Corrective Services director Craig Smith similarly said that corrective officers suffer a blow to their mental health when faced with uncertainty over whether they could have been infected.
“I’ve seen grown men cry,” Mr Smith said.
“I agree that the risks are low, (but) it‘s that ‘maybe’.”
UK: Police Federation working with the National AIDS Trust to tackle HIV stigma and misinformation
The Federation is working with the National AIDS Trust to tackle the stigma of HIV and provide reassurance for colleagues around its transmission.
Over the decades, many officers have been spat at or bitten by individuals who ‘weaponise’ the virus by claiming to be infected. But the chances of acquiring HIV through spit or a bite are close to zero, and no police officer has ever acquired it in this way.
There are only three ways a person can be infected – needle sharing, sexual intercourse and breastfeeding.
PFEW National Board member Simon Kempton, who has led on the issue of communicable diseases, said: “The act of spitting at a police officer is vile, is disgusting and particularly during a global pandemic carries risks of transmitting other diseases. But we know from decades of research that it’s impossible to transmit HIV by that method, and people who threaten us with that only increase that feeling of fear and stigma.
“The Federation is keen to help colleagues understand the true risks of transmission, to help them deal with the fear factor that’s been built in unnecessarily. Knowledge IS power and helping officers to understand how negligible the risks are is important to their mental health after being assaulted.”
HIV if left untreated, attacks the immune system. However, if caught early and treated, it will not lead to AIDS which is the advanced stage. AIDS is now very uncommon in the UK thanks to effective treatment and people living with HIV can live full and productive lives with normal life expectancy.
Since HIV is now classed as a disability and a protected characteristic, it is not appropriate to record HIV status as a warning marker on police databases, except in situations like Custody where treatments might need to be administered.
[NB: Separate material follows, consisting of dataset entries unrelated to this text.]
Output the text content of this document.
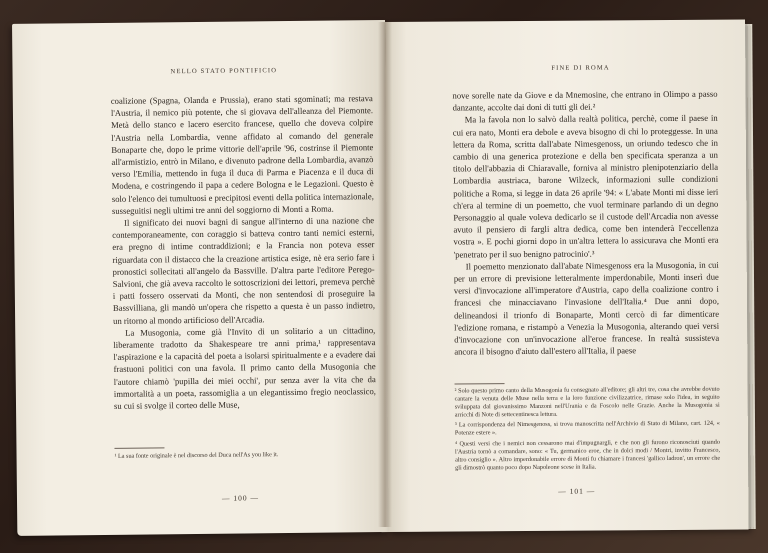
NELLO STATO PONTIFICIO

coalizione (Spagna, Olanda e Prussia), erano stati sgominati; ma restava l'Austria, il nemico più potente, che si giovava dell'alleanza del Piemonte. Metà dello stanco e lacero esercito francese, quello che doveva colpire l'Austria nella Lombardia, venne affidato al comando del generale Bonaparte che, dopo le prime vittorie dell'aprile '96, costrinse il Piemonte all'armistizio, entrò in Milano, e divenuto padrone della Lombardia, avanzò verso l'Emilia, mettendo in fuga il duca di Parma e Piacenza e il duca di Modena, e costringendo il papa a cedere Bologna e le Legazioni. Questo è solo l'elenco dei tumultuosi e precipitosi eventi della politica internazionale, susseguitisi negli ultimi tre anni del soggiorno di Monti a Roma.

Il significato dei nuovi bagni di sangue all'interno di una nazione che contemporaneamente, con coraggio si batteva contro tanti nemici esterni, era pregno di intime contraddizioni; e la Francia non poteva esser riguardata con il distacco che la creazione artistica esige, nè era serio fare i pronostici sollecitati all'angelo da Bassville. D'altra parte l'editore Perego-Salvioni, che già aveva raccolto le sottoscrizioni dei lettori, premeva perchè i patti fossero osservati da Monti, che non sentendosi di proseguire la Bassvilliana, gli mandò un'opera che rispetto a questa è un passo indietro, un ritorno al mondo artificioso dell'Arcadia.

La Musogonia, come già l'Invito di un solitario a un cittadino, liberamente tradotto da Shakespeare tre anni prima,¹ rappresentava l'aspirazione e la capacità del poeta a isolarsi spiritualmente e a evadere dai frastuoni politici con una favola. Il primo canto della Musogonia che l'autore chiamò 'pupilla dei miei occhi', pur senza aver la vita che da immortalità a un poeta, rassomiglia a un elegantissimo fregio neoclassico, su cui si svolge il corteo delle Muse,

¹ La sua fonte originale è nel discorso del Duca nell'As you like it.

— 100 —
FINE DI ROMA

nove sorelle nate da Giove e da Mnemosine, che entrano in Olimpo a passo danzante, accolte dai doni di tutti gli dei.²

Ma la favola non lo salvò dalla realtà politica, perchè, come il paese in cui era nato, Monti era debole e aveva bisogno di chi lo proteggesse. In una lettera da Roma, scritta dall'abate Nimesgenoss, un oriundo tedesco che in cambio di una generica protezione e della ben specificata speranza a un titolo dell'abbazia di Chiaravalle, forniva al ministro plenipotenziario della Lombardia austriaca, barone Wilzeck, informazioni sulle condizioni politiche a Roma, si legge in data 26 aprile '94: « L'abate Monti mi disse ieri ch'era al termine di un poemetto, che vuol terminare parlando di un degno Personaggio al quale voleva dedicarlo se il custode dell'Arcadia non avesse avuto il pensiero di fargli altra dedica, come ben intenderà l'eccellenza vostra ». E pochi giorni dopo in un'altra lettera lo assicurava che Monti era 'penetrato per il suo benigno patrocinio'.³

Il poemetto menzionato dall'abate Nimesgenoss era la Musogonia, in cui per un errore di previsione letteralmente imperdonabile, Monti inserì due versi d'invocazione all'imperatore d'Austria, capo della coalizione contro i francesi che minacciavano l'invasione dell'Italia.⁴ Due anni dopo, delineandosi il trionfo di Bonaparte, Monti cercò di far dimenticare l'edizione romana, e ristampò a Venezia la Musogonia, alterando quei versi d'invocazione con un'invocazione all'eroe francese. In realtà sussisteva ancora il bisogno d'aiuto dall'estero all'Italia, il paese

² Solo questo primo canto della Musogonia fu consegnato all'editore; gli altri tre, cosa che avrebbe dovuto cantare la venuta delle Muse nella terra e la loro funzione civilizzatrice, rimase solo l'idea, in seguito sviluppata dal giovanissimo Manzoni nell'Urania e da Foscolo nelle Grazie. Anche la Musogonia si arricchì di Note di settecentinesca lettura.

³ La corrispondenza del Nimesgenoss, si trova manoscritta nell'Archivio di Stato di Milano, cart. 124, « Potenze estere ».

⁴ Questi versi che i nemici non cessarono mai d'impugnargli, e che non gli furono riconosciuti quando l'Austria tornò a comandare, sono: « Tu, germanico eroe, che in dolci modi / Montri, invitto Francesco, altro consiglio ». Altro imperdonabile errore di Monti fu chiamare i francesi 'gallico ladron', un errore che gli dimostrò quanto poco dopo Napoleone scese in Italia.

— 101 —
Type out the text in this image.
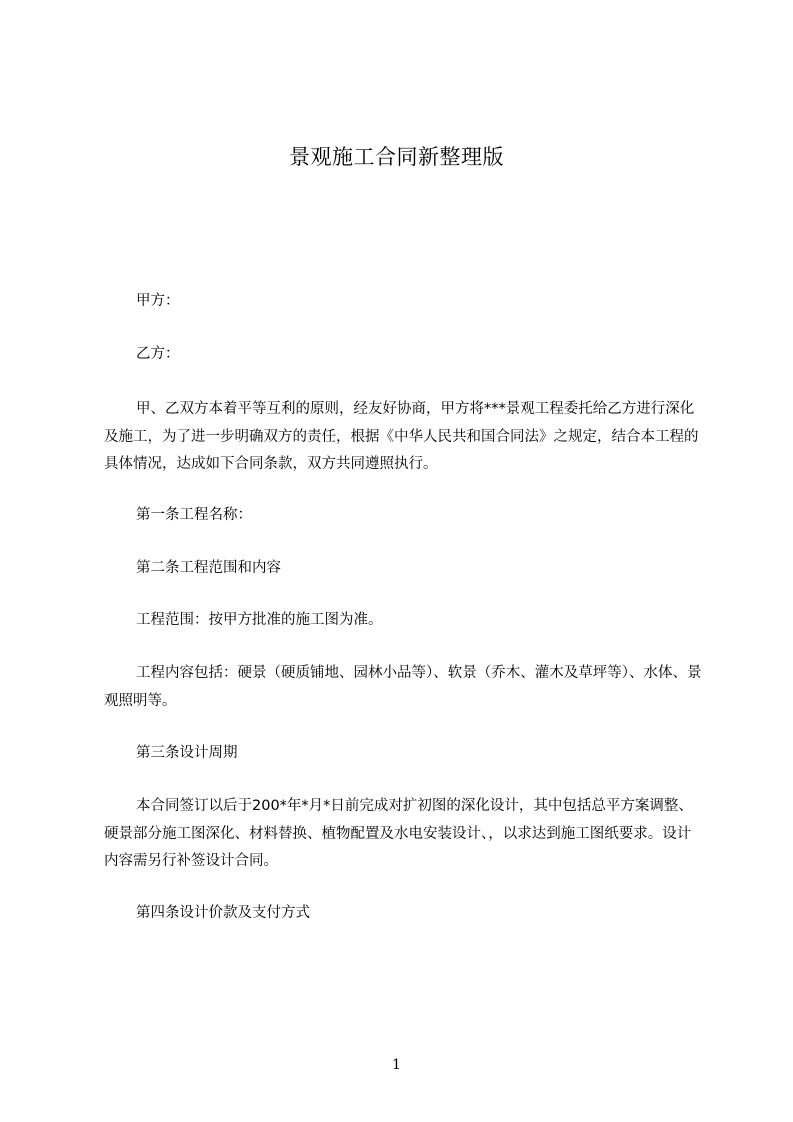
景观施工合同新整理版

甲方：

乙方：

甲、乙双方本着平等互利的原则，经友好协商，甲方将***景观工程委托给乙方进行深化及施工，为了进一步明确双方的责任，根据《中华人民共和国合同法》之规定，结合本工程的具体情况，达成如下合同条款，双方共同遵照执行。

第一条工程名称：

第二条工程范围和内容

工程范围：按甲方批准的施工图为准。

工程内容包括：硬景（硬质铺地、园林小品等）、软景（乔木、灌木及草坪等）、水体、景观照明等。

第三条设计周期

本合同签订以后于200*年*月*日前完成对扩初图的深化设计，其中包括总平方案调整、硬景部分施工图深化、材料替换、植物配置及水电安装设计、，以求达到施工图纸要求。设计内容需另行补签设计合同。

第四条设计价款及支付方式

1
DC Tracy O’Hara QPM of Merseyside Police explained: “These markers should only be on a custody record health assessment and even then, only available to those who need to know this information. So, if someone says, ‘I live with this condition and I need my medicine’ that should be on the record, but HIV status is not something the police service should be disclosing nor holding as warning markers or flags.
“It is important to note that we have colleagues living with HIV. How must they feel when we add to stigma or we store this information in such a negative way? They are never going to feel comfortable sharing their status to ensure their health is looked after. So this is not simply about our communities it is about our colleagues as well.”
Look out for World AIDS Day on 1 December. This is an opportunity to show support for people living with HIV, and to remember those lost to the virus.